L'armée du salut
de Abdellah Taïa

critiqué par Pucksimberg, le 8 juillet 2024
(Toulon - 45 ans)


La note:  étoiles
Une jeunesse marocaine
Ce roman à teneur autobiographique se compose de trois parties. Abdellah Taïa nous plonge dans l’intimité de son enfance en nous présentant les membres de sa famille et ce grand frère dont il semble amoureux tant il est beau. Nous suivons donc le jeune Abdellah et découvrons la place qu’il occupe dans sa famille, lui qui n’a pas sa chambre attitrée et qui dort auprès de sa mère et de ses sœurs. On le suit aussi à Genève pour ses études, lui qui est passionné par la littérature et le cinéma. La solitude reste une impression qui prédomine dans ses romans quand il est loin de son Maroc natal.

Ce roman est réussi et donne à voir une famille marocaine très modeste. Les souvenirs sont évoqués avec une certaine tendresse et sensualité parfois. Il y a une certaine liberté dans les romans d’Abdellah Taïa qui ose parler d’homosexualité dans un pays qui la condamne ouvertement, mais la tolère de façon tacite si tout reste secret. Le dernier tiers de ce roman fonctionne comme un roman d’apprentissage dans lequel le personnage principal vient d’un milieu modeste, quitte sa province pour gagner les grandes villes qui permettent la réussite sociale et des apprentissages dans tous les domaines.

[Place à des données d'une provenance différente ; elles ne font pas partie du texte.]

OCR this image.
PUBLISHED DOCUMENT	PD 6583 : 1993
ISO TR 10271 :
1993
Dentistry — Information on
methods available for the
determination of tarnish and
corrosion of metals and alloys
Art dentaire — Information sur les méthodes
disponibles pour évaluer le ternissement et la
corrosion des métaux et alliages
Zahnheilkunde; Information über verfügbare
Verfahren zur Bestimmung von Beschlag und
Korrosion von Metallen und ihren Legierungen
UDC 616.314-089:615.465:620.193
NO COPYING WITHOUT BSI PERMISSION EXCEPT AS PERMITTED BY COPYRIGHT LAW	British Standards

Il y a un peu de Julien Sorel et de Georges Duroy dans ce personnage principal même si l’écriture n’est pas la même que celle de Stendhal et de Maupassant et que le cadre spatio-temporel n’est pas le même non plus.

Abdellah Taïa construit progressivement une œuvre intéressante qui aborde des thèmes récurrents, ce qui est souvent la marque de grands écrivains comme Modiano ou Makine. Son écriture est vive et a un pouvoir évocateur fort. Il est facile d’imaginer les personnes ou les scènes décrites quand on le lit. Le roman a été adapté au cinéma par l’écrivain même et possède aussi de belles qualités. J’ai préféré la lecture qui fait la part belle à l’imagination.